ESSAY
ESSAY
The House of Representatives is losing its least-typical member: Barney Frank announced Monday that he will retire at the end of next year. This is sad news for Congress, an institution that has faded to gray over the last generation. Sad, but predictable.
Frank (D-Mass.) was a throwback to a time when members stood out for their unique personal characteristics. He never pandered, and sometimes insulted. “I’d rather be rude than bored,” he said on many occasions, and he provided plenty of evidence that this was true. But he was also an accomplished legislator, a congressman who made a difference. He was usually the smartest man in the room, and the funniest.
In Washington, typically, reporters get to know politicians by covering them once they’ve arrived here, but this reporter met Barney Frank when he was 21 years old, and I was 18, half a century ago. We were both delegates to a long-forgotten event called the National Student Congress. Frank was the delegate from Harvard who knew Robert’s Rules of Order backward and forward, and who seemed conversant with all the big national issues of the day. The hard thing, then as now, was deciphering the words that poured out of his mouth like bullets from a Gatling gun, disguised in a thick New York-ish accent that revealed his Bayonne, N.J., origins. We have maintained friendly relations ever since, so readers should be on notice that this article may want for objectivity.
Frank differed from the Washington norm in one way after another. Consider:
●He made a political career that now spans 44 years in Massachusetts, a place famous for its own unusual accents, without ever hiding his unique, learned-in-Bayonne approach to the mother tongue, and to life in general. He was a Jew in a Catholic state. He had two (and nearly three) degrees from Harvard, which gave him a local credential, but one that wasn’t always applauded in the Bay State. He had just two really close elections in four decades of running for office; usually he won in a walk.
●He learned politics from the vantage point of the people who are now often the most important actors on Capitol Hill — the staff. The typical modern member either has no prior political experience, like many of the new tea party Republicans in the House, or came to Congress after holding a succession of lesser elected offices that usually put them at the center of public attention.

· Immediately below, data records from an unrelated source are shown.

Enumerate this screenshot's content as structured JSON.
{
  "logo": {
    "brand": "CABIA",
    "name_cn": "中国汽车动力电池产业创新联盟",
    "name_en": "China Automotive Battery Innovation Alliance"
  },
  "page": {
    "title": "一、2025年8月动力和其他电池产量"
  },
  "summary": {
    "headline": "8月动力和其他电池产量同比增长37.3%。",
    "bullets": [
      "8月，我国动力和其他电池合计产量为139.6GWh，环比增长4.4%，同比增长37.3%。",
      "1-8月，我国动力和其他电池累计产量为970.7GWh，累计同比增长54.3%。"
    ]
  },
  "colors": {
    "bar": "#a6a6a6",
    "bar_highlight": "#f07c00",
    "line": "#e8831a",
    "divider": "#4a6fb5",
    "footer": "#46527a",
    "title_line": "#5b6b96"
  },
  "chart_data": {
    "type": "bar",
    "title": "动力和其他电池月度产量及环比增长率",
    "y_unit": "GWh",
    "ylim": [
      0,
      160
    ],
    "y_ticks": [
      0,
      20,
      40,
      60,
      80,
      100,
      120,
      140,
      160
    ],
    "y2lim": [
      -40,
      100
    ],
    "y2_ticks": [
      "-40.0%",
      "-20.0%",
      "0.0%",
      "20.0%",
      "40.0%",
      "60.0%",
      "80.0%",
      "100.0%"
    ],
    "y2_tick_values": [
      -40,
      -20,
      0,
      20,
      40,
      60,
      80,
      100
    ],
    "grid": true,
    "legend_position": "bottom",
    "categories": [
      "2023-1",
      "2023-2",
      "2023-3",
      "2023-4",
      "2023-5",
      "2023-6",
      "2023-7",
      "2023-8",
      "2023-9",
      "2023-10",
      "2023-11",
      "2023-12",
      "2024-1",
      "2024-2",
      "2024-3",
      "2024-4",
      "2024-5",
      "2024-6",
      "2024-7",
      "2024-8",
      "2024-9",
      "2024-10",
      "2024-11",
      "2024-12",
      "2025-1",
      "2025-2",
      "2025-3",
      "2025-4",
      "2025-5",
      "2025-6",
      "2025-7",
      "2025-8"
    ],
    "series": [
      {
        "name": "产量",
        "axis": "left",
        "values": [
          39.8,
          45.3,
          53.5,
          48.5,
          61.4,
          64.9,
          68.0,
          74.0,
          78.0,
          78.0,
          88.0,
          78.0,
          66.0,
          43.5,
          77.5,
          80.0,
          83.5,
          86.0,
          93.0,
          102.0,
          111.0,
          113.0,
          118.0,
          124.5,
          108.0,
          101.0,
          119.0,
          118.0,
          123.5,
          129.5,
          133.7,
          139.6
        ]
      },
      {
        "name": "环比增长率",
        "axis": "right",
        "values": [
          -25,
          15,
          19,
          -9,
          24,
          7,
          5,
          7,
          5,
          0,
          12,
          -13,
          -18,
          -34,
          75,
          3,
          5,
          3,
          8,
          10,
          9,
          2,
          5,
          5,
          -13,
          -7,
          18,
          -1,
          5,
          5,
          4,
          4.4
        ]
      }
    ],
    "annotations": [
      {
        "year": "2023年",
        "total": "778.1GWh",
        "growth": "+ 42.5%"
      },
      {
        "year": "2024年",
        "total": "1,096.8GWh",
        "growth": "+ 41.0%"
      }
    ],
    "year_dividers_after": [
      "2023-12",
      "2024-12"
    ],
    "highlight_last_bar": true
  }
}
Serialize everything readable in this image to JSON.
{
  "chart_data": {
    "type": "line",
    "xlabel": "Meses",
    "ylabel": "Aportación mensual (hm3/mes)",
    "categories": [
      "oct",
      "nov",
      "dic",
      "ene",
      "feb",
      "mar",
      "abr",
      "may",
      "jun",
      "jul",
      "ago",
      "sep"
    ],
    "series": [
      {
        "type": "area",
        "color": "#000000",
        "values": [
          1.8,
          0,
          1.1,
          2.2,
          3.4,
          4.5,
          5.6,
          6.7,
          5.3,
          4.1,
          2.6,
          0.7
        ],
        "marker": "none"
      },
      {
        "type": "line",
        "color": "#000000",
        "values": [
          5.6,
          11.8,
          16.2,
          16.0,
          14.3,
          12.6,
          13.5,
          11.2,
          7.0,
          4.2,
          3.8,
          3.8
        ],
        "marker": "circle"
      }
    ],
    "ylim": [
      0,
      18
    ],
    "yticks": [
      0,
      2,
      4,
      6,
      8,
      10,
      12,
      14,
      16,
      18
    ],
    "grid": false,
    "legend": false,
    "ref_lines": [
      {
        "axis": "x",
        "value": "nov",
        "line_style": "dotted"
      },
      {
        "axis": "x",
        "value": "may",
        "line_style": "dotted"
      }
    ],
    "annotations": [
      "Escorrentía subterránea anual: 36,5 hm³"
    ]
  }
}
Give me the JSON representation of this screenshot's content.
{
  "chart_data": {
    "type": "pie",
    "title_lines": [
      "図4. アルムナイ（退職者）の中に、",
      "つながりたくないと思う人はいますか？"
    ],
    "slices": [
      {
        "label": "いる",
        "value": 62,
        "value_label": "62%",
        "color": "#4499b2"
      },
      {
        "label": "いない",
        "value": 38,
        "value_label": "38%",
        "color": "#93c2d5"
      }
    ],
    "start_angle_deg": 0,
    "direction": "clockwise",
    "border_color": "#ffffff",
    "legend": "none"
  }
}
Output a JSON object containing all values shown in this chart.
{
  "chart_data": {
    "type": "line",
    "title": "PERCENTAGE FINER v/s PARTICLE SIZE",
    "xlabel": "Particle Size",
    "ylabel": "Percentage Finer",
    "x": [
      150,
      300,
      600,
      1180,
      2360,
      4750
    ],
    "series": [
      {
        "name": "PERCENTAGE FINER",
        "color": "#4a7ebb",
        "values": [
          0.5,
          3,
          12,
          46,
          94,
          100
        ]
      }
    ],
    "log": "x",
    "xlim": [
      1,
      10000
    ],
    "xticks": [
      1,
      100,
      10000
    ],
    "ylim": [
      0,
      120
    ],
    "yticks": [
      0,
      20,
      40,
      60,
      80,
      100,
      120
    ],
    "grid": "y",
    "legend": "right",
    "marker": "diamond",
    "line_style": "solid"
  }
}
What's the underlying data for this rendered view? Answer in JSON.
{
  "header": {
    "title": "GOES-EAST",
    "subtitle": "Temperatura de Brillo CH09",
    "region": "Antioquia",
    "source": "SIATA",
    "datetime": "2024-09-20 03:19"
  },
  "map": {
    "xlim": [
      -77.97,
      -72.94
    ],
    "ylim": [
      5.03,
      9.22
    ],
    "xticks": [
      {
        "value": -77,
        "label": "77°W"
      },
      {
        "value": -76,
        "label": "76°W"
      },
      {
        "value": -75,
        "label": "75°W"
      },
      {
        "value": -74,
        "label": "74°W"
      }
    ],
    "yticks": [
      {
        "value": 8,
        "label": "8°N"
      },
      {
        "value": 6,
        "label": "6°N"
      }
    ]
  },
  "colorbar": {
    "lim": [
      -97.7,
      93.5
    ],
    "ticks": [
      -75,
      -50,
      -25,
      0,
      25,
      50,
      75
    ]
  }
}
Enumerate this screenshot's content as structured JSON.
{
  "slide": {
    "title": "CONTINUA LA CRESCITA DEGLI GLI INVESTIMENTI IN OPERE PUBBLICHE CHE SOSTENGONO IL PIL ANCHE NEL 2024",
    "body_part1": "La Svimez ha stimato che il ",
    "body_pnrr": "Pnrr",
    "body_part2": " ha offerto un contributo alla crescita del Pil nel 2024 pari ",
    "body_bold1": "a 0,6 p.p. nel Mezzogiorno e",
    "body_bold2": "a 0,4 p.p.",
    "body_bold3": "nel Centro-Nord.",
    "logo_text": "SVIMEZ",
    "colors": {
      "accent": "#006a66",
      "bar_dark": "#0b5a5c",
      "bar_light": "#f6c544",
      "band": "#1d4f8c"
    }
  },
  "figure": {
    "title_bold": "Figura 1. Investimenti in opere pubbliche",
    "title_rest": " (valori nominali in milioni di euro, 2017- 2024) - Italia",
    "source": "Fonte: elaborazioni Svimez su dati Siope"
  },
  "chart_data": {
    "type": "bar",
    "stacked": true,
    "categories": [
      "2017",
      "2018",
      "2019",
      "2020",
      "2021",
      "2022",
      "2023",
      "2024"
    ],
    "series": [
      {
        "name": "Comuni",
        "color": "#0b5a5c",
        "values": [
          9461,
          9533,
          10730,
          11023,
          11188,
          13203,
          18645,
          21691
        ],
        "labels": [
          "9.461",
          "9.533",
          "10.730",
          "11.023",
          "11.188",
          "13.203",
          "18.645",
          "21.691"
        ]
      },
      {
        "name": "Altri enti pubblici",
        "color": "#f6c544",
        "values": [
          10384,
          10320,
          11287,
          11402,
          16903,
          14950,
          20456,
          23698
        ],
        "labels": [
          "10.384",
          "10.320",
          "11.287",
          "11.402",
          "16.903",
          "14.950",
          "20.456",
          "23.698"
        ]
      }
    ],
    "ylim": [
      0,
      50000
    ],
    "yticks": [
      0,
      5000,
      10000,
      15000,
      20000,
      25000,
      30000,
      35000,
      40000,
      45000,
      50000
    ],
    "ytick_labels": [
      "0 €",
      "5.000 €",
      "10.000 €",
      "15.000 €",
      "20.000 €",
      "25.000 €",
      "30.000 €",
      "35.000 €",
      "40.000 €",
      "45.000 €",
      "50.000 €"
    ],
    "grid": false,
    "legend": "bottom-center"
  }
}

Frank learned the game in the office of Kevin White, mayor of Boston from 1968 to 1984. Frank ran the office in White’s first term, when he was supposed to be completing his PhD in government at Harvard. He learned how to make things happen before he held an elected office or had a formal responsibility. This gave him an appreciation for accomplishing things, which he always liked more than making speeches and raising campaign money.
●He then moved into electoral politics, again with a unique credential. He won election to the Massachusetts House in 1972, on the unlikely coattails of Sen. George McGovern, the Democratic candidate for president that year. “I was one of the few politicians in America to benefit from McGovern’s success,” he joked for years. Frank ran behind McGovern in his own district — in the only state that McGovern carried that year.